Was gesetzlich gilt und was die Prognose für Römerreuth zeigt
Bei der Planung von Windenergieanlagen spielt der sogenannte Schattenwurf eine wichtige Rolle. Gemeint ist der periodisch auftretende bewegte Schatten, den die Rotorblätter beim Drehen werfen, wenn die Sonne scheint. Um mögliche Belastungen zu vermeiden, gibt es klare gesetzliche Vorgaben für den Schattenwurf: maximal 30 Minuten pro Tag und maximal 30 Stunden pro Jahr.
Diese Grenzwerte gelten für Wohnhäuser und sind im Bundesimmissionsschutzgesetz (BImschG) verankert. Sie stellen sicher, dass Anwohnende nicht durch wiederkehrende Abschattung beeinträchtigt werden.
Wie viel Schatten ist erlaubt und wie wenig tritt tatsächlich auf?

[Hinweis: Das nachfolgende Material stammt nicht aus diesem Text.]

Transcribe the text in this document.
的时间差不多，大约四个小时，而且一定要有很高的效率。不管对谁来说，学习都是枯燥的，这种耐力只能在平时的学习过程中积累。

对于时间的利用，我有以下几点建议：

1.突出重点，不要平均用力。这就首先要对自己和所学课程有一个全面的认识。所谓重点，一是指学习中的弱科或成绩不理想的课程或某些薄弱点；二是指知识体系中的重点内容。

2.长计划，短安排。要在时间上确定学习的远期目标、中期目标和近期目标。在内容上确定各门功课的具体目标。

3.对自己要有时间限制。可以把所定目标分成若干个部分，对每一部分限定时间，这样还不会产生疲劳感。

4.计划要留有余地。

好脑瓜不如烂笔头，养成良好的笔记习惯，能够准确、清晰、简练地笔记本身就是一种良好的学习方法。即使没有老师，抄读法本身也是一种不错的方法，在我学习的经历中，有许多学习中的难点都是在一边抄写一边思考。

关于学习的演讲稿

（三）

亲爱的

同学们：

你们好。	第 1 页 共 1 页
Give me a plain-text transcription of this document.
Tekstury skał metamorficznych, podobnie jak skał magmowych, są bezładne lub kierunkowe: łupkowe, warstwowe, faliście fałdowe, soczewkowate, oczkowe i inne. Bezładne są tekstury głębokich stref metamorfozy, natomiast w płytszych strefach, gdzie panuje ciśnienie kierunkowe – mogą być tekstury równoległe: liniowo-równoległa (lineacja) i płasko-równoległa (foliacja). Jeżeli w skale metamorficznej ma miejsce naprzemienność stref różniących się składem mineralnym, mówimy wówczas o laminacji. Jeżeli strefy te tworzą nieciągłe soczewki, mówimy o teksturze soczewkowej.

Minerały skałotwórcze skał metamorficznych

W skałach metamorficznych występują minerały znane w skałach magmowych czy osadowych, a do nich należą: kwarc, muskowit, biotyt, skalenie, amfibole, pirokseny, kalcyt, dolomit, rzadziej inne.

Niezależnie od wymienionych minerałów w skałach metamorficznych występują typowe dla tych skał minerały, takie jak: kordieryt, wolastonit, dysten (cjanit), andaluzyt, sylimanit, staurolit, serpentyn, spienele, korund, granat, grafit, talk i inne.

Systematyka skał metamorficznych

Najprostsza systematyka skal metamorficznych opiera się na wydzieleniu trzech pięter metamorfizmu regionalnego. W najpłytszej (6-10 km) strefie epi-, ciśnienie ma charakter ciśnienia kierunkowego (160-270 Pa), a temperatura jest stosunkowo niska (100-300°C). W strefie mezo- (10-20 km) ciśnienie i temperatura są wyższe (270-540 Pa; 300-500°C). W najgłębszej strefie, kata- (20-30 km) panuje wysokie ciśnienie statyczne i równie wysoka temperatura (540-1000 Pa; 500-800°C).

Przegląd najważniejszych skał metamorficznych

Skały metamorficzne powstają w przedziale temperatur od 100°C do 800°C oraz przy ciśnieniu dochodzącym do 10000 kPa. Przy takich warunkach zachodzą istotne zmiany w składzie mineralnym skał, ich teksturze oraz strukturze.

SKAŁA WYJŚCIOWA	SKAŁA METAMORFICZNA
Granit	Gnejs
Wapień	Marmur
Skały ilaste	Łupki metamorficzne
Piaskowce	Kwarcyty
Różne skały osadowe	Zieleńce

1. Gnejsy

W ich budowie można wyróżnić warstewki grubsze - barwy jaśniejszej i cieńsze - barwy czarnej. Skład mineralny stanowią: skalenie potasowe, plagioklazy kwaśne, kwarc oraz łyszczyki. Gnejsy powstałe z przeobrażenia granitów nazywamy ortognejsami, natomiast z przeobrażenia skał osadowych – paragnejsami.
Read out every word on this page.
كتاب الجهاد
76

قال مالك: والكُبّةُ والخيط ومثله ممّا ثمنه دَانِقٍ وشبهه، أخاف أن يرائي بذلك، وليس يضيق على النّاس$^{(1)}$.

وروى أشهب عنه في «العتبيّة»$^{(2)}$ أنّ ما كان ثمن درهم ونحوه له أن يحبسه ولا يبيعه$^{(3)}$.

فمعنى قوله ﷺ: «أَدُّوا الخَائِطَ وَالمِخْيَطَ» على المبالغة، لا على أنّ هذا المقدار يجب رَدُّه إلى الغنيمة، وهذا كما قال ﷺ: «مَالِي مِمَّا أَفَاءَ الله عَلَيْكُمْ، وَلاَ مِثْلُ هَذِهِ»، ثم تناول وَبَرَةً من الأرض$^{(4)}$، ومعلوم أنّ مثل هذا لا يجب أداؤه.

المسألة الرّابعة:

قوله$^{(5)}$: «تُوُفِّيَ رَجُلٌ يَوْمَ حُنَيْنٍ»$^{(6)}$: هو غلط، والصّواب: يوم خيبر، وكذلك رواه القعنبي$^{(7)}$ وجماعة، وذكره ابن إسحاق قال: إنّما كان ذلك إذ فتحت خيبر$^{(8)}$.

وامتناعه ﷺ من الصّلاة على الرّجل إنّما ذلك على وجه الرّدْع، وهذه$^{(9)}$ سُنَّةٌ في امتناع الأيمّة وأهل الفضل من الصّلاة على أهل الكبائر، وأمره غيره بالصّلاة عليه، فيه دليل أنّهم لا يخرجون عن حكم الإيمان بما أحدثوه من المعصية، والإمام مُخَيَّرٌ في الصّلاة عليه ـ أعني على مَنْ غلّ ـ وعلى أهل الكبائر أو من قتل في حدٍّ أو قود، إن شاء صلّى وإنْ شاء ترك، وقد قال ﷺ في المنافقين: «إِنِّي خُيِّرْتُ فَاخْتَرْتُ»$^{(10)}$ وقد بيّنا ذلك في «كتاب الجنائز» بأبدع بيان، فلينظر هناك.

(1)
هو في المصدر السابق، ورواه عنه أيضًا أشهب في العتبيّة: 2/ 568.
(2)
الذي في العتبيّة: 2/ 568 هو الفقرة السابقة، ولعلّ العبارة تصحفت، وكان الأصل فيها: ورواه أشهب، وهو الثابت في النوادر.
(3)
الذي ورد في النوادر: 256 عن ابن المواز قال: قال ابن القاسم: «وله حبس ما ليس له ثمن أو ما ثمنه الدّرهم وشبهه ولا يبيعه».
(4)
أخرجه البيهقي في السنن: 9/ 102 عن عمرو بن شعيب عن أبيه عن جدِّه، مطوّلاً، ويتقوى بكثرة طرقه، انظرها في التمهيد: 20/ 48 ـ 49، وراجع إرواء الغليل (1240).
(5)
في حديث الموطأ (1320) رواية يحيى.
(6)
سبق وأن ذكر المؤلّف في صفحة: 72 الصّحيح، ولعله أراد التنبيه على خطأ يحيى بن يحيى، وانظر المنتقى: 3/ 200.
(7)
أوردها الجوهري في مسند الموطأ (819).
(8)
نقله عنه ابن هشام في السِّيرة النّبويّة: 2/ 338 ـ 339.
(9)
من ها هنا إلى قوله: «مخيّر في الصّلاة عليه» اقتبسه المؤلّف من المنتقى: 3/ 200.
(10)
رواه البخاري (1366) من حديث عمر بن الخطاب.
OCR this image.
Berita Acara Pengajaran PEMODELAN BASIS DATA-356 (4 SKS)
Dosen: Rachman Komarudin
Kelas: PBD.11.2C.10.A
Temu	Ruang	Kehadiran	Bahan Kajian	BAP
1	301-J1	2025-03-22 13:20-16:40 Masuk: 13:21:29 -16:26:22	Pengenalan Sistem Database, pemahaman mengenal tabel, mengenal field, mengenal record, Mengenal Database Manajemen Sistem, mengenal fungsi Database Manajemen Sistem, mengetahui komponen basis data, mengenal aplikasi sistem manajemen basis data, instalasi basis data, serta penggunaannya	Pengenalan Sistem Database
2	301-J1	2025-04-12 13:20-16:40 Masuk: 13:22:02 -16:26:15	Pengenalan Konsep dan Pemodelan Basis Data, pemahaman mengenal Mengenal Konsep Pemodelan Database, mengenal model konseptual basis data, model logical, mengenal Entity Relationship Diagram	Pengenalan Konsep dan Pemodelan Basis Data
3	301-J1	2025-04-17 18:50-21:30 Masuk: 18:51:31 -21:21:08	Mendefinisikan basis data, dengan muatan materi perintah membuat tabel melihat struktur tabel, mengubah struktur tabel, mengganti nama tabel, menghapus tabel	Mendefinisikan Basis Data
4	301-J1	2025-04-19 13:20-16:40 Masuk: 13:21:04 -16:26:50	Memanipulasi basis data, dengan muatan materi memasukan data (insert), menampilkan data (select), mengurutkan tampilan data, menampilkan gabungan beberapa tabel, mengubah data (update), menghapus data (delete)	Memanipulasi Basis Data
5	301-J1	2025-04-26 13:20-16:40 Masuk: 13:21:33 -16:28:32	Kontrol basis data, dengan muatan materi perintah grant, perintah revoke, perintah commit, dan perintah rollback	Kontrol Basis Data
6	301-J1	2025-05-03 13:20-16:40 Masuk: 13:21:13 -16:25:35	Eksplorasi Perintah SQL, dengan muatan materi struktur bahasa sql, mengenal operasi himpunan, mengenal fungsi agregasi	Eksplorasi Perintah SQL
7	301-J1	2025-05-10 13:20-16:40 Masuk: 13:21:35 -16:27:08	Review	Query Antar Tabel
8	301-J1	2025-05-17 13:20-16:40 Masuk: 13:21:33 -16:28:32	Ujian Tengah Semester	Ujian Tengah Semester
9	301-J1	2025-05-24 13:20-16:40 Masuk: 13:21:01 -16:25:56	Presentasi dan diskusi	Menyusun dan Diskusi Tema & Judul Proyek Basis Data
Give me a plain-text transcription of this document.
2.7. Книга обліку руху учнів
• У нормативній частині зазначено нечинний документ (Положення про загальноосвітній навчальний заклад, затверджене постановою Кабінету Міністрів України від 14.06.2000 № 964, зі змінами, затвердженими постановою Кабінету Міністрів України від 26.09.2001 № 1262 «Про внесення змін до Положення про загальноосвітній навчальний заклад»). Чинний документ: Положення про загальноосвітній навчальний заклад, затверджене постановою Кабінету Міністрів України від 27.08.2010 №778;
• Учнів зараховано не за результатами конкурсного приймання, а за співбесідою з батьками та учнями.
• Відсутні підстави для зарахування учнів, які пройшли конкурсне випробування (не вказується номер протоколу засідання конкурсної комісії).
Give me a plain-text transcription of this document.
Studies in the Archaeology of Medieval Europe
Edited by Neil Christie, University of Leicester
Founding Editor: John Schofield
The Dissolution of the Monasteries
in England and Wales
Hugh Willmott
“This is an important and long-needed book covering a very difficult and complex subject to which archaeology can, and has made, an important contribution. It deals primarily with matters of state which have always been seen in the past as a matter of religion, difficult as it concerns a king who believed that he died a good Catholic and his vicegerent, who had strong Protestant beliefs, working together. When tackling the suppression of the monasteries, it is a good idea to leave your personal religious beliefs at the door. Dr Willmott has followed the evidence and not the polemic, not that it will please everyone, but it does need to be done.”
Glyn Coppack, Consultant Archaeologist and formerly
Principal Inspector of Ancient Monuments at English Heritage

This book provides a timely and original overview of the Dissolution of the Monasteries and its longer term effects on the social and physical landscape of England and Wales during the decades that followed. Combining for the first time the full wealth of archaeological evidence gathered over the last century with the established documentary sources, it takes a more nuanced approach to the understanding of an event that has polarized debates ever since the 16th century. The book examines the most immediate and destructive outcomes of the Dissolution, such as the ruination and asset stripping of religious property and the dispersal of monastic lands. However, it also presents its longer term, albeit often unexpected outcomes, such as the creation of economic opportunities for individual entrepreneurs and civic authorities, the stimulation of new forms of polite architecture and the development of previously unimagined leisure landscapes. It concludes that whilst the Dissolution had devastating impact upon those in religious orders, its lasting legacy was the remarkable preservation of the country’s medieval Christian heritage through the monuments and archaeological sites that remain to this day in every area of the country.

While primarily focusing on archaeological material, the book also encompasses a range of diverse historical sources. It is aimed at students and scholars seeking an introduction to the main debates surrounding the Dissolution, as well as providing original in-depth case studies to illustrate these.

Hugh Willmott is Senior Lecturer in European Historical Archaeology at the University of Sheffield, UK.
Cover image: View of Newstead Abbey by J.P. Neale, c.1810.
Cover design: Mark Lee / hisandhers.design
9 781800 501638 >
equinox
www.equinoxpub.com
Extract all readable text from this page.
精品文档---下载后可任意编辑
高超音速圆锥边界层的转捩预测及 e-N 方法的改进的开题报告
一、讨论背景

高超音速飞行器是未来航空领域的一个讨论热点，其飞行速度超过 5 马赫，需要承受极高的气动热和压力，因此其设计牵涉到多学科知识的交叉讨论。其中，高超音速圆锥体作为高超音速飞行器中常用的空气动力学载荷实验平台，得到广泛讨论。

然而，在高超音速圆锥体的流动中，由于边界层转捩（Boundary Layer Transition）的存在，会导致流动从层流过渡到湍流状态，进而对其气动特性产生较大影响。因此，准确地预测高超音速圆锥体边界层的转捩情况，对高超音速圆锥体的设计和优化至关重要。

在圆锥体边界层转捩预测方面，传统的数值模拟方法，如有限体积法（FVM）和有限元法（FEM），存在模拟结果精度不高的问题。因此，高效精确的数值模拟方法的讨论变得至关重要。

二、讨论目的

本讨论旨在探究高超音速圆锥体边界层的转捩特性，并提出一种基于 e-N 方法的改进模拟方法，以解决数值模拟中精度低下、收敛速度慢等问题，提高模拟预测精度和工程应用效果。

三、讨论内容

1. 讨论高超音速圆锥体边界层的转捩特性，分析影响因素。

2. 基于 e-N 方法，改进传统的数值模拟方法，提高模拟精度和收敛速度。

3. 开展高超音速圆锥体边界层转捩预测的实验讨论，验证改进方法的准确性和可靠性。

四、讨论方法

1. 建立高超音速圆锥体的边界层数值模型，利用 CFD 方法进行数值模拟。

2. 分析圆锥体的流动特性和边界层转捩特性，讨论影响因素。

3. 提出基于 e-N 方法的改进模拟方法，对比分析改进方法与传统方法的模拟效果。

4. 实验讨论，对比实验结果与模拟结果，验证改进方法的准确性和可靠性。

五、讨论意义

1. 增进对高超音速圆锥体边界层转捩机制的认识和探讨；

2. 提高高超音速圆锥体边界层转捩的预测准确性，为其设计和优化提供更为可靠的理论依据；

Ein Jahr hat rund 8.760 Stunden, davon entfällt etwa die Hälfte auf die Nacht, in der naturgemäß kein Schatten entsteht. Die zulässige Beschattungsdauer von 30 Stunden im Jahr entspricht damit weniger als 0,35 Promille der Gesamtzeit – und selbst dieser Grenzwert wird beim Windpark Römerreuth laut Prognose nicht erreicht.
Strenge Berechnung im „Gewächshaus-Modus“
Um die Einhaltung der Richtwerte zu prüfen, wird eine sogenannte Schattenwurfprognose erstellt – mit besonders strengen Annahmen:
- Es wird davon ausgegangen, dass alle Häuser komplett verglast sind (Gewächshaus-Modus),
- keine Bäume, Hecken oder Nachbargebäude Schatten abfangen,
- die Sonne an jedem Tag im Jahr scheint – ohne Wolken,
- der Rotor ständig zur Sonne ausgerichtet ist und sich permanent dreht.
Diese sogenannten astronomisch maximalen Bedingungen treten so in der Realität nicht ein – dienen aber als Grundlage, um auch theoretisch ungünstige Szenarien sicher bewerten zu können. Tatsächlich fällt der Schattenwurf deutlich geringer aus, etwa durch Wetter, Tagesverlauf oder wechselnde Windrichtungen.
Ergebnisse für Römerreuth: Grenzwerte werden eingehalten
Die Analyse für den Windpark Römerreuth zeigt: An keinem Wohngebäude im Umkreis der geplanten Windenergieanlagen werden die gesetzlichen Grenzwerte überschritten. Das gilt sowohl für die tägliche als auch für die jährliche Beschattungsdauer. Sichergestellt wird das durch eine Schattenabschaltautomatik, die die Rotoren gegebenenfalls stoppen.